There was a loud gasp as the townsfolk who had been watching so far started to murmur among themselves. Ashton glanced at them and saw a lot of angry faces.
“General,” he said quietly. “We had better go before the crowd turns into a mob.”
The General was still looking at the man with the mole, who had not uttered a word. He simply wiped the spit off his cheek with the back of his hand and stared back at the General. Ashton made an impatient noise and picked up the man’s clothes from the ground. He threw them in his face.
“We will find your army,” said Ashton. “Justice will be done.”
The man put on his clothes silently and turned back without a word. The foot soldiers looked at the General, who nodded. The man walked away from their sight and was soon swallowed by the crowd.
“Let’s go, General.” said Ashton. The General was literally shaking in anger. Large veins were popping in his neck as he walked swiftly away from them. Ashton hoped none of the rookie soldiers would bear the brunt of his anger.
He sighed and looked into the crowd in front of him, trying to spot the man with the mole on his cheek. He had long disappeared.
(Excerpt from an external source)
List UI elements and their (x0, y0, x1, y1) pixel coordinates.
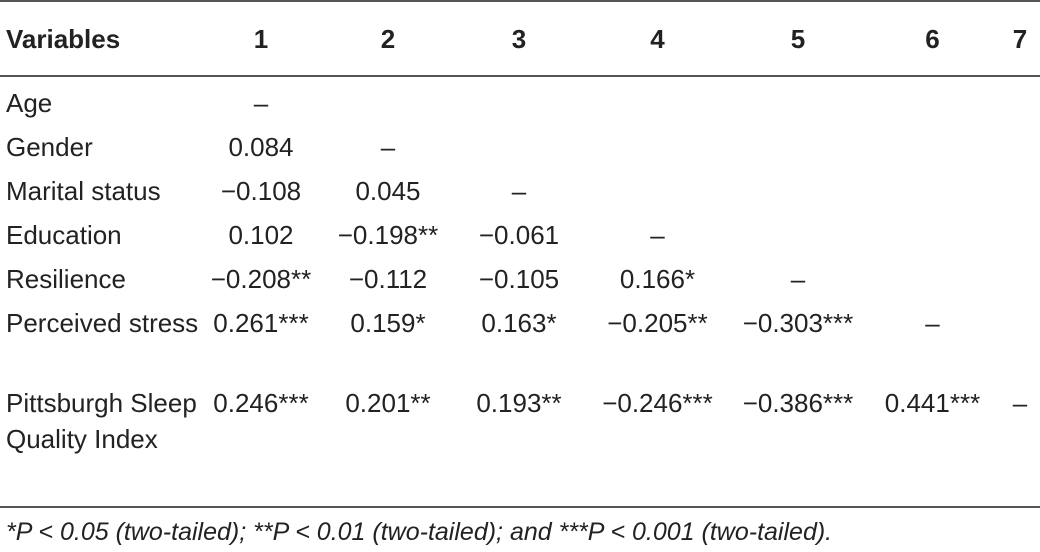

Ashton smiled.
The man with the mole walked swiftly, sidestepping people deftly. He didn’t look back, but his ears were strained to pick up the sound of the boots of the soldiers. He didn’t hear a thing. He rounded a corner and stepped into an alley. He leant against the wall and let out a slow breath.
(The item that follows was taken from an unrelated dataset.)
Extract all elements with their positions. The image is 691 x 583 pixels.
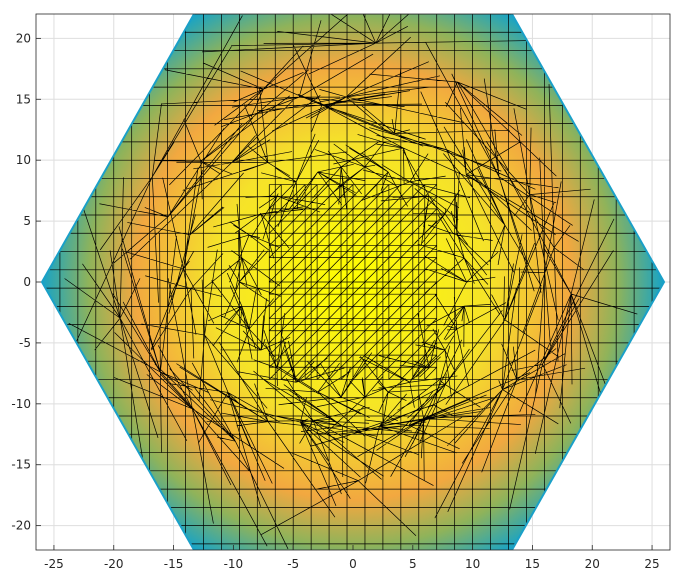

He slipped two fingers into the sleeve-fold of his shirt and pulled out a piece of paper. He flattened it on his palm and held it to the light. There were only three words on it: Fisherman’s Cove, Midnight. He nodded as he thought back to a few minutes ago. The General, dressed up in his tight military uniform, looking like he was about to explode. The foot-soldiers, giving anxious looks at the crowd that had suddenly turned angry.
Ashton – picking up his soiled shirt from the ground, and slipping the paper inside the sleeve when nobody was looking. The man with the mole smiled, remembering what Ashton had said.
“Justice will be done,” he whispered slowly. He crushed the paper in his hand and put it into his mouth. He chewed thrice and swallowed.